Il existe enfin les lieux de drague homosexuelle masculine, dans
lesquels on trouve de jeunes migrants qui négocient du sexe tarifé – à
Genève, il s’agit probablement d’une centaine de personnes.
Bien entendu, ces chiffres sont des approximations puisqu’une
partie du sexe tarifé échappe à toute visibilité – non contrôlée, non
annoncée, non reconnue, parfois furtive et occasionnelle. Les lieux
d’aide et de conseil reçoivent prioritairement des femmes en difficulté
ou désireuses de promouvoir la reconnaissance et la visibilité du sexe
tarifé. La police ne contrôle que partiellement, et dans une proportion
inconnue, les abus et délits d’exploitation sexuelle – contrainte, incitation et appropriation des gains de la prostitution. De plus, il existe
des services de sexe tarifé qui déguisent leurs offres sous des vocables
situés à la frontière de la prostitution, et dont on ignore l’ampleur.
Permis de séjour et droit de travailler
Les migrantes sont omniprésentes dans tous les secteurs du commerce du sexe et dans une proportion qui ne cesse d’augmenter.
La possibilité d’exercer légalement la prostitution en Suisse est
réservée aux personnes de nationalité suisse ou bénéficiant d’un permis de séjour à long terme. Cette limitation qui pèse sur le sort des
migrantes est justifiée par le fait que la prostitution n’est légalement
possible que comme une activité indépendante, donc réservée aux
Suisses. Cette situation est en train de changer pour les résident-e-s
UE, qui pourront dès 2004 obtenir des autorisations d’activité indépendante.

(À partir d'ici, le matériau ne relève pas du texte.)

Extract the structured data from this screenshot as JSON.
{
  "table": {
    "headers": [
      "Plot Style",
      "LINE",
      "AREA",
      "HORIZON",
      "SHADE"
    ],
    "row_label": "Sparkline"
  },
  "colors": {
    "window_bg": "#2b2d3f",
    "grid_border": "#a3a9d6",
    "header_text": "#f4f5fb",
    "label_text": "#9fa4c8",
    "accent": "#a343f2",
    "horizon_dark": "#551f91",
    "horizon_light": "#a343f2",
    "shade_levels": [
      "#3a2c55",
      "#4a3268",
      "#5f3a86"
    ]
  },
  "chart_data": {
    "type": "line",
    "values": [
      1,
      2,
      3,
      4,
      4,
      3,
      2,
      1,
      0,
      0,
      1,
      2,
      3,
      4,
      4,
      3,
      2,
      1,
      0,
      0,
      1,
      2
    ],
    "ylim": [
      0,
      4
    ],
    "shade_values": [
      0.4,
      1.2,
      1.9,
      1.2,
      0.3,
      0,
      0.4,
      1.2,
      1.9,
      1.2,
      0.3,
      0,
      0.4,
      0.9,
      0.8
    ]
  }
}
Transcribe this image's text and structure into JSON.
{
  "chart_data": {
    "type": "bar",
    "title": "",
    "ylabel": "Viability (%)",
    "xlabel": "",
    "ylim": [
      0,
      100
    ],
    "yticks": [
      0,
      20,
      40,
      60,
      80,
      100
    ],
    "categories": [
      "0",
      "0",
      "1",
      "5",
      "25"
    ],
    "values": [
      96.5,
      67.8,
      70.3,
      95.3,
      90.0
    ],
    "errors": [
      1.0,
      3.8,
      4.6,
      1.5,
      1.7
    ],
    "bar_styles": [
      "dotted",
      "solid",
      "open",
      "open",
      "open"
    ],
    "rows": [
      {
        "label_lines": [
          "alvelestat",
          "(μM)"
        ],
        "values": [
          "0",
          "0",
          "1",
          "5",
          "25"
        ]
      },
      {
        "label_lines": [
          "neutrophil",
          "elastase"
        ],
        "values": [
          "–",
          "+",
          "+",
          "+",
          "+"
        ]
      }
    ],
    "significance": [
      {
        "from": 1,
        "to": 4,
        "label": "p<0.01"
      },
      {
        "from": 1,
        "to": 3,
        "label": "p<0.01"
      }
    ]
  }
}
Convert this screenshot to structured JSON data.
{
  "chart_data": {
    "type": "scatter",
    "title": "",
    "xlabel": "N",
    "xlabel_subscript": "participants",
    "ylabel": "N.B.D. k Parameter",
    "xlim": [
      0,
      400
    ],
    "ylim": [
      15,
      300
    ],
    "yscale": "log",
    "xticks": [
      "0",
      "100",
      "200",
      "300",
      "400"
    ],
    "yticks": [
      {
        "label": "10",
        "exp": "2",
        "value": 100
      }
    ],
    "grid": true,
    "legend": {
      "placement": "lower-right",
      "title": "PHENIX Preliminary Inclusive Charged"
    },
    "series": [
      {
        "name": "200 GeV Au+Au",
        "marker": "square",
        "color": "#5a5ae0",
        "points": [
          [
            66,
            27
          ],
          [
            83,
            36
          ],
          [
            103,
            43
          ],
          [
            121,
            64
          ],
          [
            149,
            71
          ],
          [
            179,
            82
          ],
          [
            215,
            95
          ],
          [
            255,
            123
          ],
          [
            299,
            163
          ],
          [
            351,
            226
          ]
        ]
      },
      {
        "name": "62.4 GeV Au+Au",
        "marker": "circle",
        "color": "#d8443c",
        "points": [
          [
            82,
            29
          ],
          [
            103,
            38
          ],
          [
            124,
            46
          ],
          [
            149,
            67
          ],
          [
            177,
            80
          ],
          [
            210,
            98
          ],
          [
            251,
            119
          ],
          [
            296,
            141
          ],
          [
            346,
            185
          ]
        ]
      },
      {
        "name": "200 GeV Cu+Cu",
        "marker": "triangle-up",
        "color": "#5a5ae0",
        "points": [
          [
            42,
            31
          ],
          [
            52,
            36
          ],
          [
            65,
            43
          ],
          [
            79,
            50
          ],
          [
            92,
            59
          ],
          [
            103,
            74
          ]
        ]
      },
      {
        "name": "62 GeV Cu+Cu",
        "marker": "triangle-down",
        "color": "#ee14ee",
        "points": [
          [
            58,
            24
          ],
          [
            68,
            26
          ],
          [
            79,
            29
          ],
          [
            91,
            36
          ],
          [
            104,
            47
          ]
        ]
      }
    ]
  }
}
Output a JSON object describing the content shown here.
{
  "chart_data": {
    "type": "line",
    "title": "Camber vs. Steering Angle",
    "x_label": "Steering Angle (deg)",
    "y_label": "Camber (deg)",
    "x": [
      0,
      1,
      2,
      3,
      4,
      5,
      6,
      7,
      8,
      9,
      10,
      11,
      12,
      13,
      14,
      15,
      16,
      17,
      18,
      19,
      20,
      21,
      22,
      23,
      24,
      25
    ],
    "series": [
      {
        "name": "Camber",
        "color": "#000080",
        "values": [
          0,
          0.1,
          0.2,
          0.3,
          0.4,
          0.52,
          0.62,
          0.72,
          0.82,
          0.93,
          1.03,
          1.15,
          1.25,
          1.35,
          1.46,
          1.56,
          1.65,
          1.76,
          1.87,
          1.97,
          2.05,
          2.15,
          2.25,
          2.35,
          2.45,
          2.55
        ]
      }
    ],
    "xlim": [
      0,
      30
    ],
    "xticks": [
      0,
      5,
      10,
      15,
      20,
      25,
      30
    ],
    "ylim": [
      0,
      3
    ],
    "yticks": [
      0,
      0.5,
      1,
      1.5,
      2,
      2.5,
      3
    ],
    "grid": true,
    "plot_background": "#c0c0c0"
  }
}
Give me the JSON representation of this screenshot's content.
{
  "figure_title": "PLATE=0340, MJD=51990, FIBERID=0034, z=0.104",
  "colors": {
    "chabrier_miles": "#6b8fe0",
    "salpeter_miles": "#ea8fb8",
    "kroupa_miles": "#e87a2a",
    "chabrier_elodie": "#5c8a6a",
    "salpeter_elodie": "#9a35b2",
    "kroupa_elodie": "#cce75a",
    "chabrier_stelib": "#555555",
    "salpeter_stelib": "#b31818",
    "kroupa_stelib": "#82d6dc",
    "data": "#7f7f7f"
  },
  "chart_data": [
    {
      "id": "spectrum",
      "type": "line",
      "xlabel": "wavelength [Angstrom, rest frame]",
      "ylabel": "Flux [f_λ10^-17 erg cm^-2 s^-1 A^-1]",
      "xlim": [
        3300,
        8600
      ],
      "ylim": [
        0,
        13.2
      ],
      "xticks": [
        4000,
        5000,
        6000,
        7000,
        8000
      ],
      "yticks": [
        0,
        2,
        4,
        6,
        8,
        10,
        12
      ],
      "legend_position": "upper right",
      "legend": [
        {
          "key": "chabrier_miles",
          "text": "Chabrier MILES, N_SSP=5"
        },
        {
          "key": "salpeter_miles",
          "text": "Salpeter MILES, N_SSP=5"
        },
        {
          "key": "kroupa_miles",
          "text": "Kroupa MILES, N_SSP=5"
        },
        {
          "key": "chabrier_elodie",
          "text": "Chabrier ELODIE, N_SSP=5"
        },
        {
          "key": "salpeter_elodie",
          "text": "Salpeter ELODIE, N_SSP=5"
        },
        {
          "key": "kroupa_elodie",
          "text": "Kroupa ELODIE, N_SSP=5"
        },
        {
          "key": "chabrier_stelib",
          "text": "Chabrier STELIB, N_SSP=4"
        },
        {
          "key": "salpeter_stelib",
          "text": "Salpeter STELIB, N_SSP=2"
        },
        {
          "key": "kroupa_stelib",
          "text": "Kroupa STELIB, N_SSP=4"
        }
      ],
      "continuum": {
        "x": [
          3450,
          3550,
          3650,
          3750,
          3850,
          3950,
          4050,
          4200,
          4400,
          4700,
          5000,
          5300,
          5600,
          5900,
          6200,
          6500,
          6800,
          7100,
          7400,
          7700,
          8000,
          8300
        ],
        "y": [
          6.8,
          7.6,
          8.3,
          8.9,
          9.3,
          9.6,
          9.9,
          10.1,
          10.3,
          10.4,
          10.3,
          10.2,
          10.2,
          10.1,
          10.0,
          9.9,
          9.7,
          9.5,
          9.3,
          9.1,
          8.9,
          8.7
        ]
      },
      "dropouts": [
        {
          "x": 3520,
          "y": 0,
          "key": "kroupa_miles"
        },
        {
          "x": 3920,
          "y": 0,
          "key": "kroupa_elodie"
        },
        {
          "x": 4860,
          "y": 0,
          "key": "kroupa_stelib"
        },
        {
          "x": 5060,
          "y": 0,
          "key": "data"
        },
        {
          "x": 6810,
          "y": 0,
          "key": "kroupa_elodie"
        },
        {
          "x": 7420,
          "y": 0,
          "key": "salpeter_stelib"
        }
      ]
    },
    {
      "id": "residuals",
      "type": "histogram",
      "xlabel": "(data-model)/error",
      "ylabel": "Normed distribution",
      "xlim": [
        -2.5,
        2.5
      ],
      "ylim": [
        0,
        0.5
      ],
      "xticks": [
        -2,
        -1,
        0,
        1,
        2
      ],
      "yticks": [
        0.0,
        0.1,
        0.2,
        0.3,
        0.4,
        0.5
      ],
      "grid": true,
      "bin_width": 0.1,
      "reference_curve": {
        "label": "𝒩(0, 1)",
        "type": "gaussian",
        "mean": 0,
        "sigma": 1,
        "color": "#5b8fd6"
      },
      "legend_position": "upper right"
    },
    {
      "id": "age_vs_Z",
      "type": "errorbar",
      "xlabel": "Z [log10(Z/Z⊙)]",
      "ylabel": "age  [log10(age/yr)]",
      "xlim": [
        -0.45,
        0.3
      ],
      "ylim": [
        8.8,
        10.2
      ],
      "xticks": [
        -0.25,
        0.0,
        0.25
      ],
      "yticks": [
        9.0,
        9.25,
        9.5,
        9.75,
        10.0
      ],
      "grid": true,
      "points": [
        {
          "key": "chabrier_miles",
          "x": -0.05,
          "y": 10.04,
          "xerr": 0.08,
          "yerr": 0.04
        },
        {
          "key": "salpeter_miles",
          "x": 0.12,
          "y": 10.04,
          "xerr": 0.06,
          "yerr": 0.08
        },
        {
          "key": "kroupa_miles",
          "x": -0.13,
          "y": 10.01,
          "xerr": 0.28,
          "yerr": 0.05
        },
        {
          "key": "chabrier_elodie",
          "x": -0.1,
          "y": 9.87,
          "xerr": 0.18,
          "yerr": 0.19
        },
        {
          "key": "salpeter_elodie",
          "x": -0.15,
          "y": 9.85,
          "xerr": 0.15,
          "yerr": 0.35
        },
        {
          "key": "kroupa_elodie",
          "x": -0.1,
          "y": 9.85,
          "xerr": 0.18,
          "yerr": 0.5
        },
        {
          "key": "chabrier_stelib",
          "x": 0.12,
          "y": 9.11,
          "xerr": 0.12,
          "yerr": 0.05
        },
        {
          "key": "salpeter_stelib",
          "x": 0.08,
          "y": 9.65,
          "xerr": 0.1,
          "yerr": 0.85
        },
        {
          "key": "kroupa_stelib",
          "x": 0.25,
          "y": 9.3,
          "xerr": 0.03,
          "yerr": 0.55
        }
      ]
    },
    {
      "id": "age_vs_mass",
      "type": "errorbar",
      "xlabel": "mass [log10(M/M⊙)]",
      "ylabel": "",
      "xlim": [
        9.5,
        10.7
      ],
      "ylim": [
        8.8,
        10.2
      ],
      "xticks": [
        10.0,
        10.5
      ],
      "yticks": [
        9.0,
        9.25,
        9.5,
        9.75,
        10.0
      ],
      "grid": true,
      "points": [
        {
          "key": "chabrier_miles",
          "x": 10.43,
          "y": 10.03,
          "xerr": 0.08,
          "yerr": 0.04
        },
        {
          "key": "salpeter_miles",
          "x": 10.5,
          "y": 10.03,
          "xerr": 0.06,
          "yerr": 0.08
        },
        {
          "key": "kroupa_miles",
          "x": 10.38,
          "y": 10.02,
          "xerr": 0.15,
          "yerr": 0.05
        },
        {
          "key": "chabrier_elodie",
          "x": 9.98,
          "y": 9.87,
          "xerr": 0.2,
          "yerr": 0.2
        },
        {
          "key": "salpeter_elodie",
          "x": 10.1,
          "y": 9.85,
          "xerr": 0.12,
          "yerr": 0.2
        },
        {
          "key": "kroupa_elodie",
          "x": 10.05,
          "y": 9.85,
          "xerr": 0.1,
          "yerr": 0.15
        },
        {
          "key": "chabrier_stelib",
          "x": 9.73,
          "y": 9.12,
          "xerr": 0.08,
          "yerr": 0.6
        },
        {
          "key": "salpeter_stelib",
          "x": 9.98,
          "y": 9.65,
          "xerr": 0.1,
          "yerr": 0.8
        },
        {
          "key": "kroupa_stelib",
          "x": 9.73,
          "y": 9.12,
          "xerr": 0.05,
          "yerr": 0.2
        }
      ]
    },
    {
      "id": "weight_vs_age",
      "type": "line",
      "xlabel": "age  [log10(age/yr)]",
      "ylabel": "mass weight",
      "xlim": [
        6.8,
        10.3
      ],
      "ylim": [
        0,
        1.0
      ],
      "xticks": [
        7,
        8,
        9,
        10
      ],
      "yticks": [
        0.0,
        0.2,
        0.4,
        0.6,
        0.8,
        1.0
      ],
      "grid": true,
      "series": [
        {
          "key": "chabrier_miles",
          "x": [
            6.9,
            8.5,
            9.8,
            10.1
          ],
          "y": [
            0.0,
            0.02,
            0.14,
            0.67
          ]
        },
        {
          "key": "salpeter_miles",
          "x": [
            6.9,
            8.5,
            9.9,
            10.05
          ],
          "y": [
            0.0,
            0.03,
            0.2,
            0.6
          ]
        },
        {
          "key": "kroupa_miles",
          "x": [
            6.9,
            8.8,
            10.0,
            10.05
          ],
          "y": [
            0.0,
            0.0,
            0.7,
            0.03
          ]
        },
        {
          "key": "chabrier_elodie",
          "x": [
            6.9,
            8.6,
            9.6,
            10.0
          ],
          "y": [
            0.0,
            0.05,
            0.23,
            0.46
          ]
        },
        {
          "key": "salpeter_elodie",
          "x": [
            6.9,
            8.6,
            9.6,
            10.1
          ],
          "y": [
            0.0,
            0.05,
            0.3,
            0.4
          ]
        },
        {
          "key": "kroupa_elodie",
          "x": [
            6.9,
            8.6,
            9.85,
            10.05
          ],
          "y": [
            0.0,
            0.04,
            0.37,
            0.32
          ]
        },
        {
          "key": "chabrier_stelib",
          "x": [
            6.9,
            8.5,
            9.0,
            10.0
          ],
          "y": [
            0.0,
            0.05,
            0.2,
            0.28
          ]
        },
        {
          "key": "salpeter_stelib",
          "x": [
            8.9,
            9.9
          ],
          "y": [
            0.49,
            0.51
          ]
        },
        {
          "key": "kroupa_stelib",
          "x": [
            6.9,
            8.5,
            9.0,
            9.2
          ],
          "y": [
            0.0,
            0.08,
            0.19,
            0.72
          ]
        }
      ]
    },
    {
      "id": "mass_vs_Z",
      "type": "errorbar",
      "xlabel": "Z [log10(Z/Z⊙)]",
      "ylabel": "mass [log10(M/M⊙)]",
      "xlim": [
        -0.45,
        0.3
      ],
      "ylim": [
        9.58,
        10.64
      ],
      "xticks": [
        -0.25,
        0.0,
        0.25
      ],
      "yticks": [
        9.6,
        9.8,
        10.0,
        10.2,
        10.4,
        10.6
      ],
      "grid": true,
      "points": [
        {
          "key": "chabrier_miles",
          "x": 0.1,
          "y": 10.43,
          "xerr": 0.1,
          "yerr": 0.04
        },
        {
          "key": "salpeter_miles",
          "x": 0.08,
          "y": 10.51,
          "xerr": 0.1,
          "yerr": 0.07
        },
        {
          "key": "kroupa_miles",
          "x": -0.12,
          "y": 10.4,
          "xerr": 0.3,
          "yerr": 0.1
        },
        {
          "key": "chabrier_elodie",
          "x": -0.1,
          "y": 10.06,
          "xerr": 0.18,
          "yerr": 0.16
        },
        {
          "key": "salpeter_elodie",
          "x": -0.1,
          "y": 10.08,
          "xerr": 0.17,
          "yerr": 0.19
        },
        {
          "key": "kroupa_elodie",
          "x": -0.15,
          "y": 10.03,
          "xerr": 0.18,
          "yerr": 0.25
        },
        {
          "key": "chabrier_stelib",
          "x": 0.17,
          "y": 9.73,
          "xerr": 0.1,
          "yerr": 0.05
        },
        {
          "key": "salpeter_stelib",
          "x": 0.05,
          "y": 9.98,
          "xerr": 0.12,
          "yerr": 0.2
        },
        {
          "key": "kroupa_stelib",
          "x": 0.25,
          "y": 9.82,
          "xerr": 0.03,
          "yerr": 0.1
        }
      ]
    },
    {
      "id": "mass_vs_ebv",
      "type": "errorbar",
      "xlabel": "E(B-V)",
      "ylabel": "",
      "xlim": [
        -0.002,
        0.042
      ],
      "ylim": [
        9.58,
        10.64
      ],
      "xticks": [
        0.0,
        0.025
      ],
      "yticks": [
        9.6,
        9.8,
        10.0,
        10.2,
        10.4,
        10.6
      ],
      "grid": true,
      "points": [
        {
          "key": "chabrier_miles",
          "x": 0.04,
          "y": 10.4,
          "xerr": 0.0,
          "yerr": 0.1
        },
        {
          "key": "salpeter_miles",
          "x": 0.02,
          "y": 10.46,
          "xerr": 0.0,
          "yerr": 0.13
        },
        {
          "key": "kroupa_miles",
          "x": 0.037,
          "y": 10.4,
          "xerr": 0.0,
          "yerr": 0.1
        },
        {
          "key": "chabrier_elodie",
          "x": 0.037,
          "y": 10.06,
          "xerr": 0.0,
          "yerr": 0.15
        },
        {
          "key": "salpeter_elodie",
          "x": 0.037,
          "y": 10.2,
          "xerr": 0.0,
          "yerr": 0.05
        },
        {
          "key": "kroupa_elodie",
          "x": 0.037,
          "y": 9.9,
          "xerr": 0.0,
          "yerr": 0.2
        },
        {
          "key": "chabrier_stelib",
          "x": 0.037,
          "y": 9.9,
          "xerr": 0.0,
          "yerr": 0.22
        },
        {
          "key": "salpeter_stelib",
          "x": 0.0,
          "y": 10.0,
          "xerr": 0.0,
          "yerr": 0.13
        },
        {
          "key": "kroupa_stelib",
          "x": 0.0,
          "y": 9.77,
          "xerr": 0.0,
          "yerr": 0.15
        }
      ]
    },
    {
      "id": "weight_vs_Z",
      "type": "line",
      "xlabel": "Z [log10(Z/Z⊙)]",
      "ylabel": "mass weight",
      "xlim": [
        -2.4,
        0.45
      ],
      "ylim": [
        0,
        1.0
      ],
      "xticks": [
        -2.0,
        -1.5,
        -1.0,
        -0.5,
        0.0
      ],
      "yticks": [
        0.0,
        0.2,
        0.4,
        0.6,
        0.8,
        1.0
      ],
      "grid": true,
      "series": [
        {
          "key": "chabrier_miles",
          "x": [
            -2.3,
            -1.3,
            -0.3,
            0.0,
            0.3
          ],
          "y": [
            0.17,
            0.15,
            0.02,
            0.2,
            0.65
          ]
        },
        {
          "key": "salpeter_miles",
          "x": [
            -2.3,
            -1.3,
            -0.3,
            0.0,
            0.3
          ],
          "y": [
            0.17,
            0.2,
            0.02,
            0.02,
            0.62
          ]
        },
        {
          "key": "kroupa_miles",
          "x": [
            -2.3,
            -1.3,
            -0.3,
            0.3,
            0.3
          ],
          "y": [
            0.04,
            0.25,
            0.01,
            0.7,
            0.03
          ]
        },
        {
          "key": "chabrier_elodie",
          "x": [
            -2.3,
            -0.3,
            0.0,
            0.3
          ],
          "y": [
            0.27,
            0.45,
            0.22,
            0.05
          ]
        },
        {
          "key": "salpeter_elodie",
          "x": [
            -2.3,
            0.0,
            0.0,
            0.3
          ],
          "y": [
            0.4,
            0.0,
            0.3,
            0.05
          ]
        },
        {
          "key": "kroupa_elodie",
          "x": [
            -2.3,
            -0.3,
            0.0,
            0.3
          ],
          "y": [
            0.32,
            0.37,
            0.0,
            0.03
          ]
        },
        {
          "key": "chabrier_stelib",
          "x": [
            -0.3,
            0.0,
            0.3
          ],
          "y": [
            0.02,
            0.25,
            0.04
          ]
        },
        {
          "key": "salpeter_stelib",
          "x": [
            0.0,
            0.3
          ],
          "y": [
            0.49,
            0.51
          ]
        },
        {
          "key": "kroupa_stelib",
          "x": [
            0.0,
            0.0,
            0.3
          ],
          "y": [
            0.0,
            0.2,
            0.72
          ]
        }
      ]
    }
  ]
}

On sait que la réglementation du séjour des étrangers en Suisse
est très restrictive, et que la tendance dominante est de fermer l’accès
à l’emploi de toutes les populations « extra-européennes».
L’afflux de migrantes sur le marché du sexe se fait donc en grande
partie dans la mouvance migratoire des personnes sans autorisation
de séjour qui parviennent à se placer dans certains secteurs d’activités.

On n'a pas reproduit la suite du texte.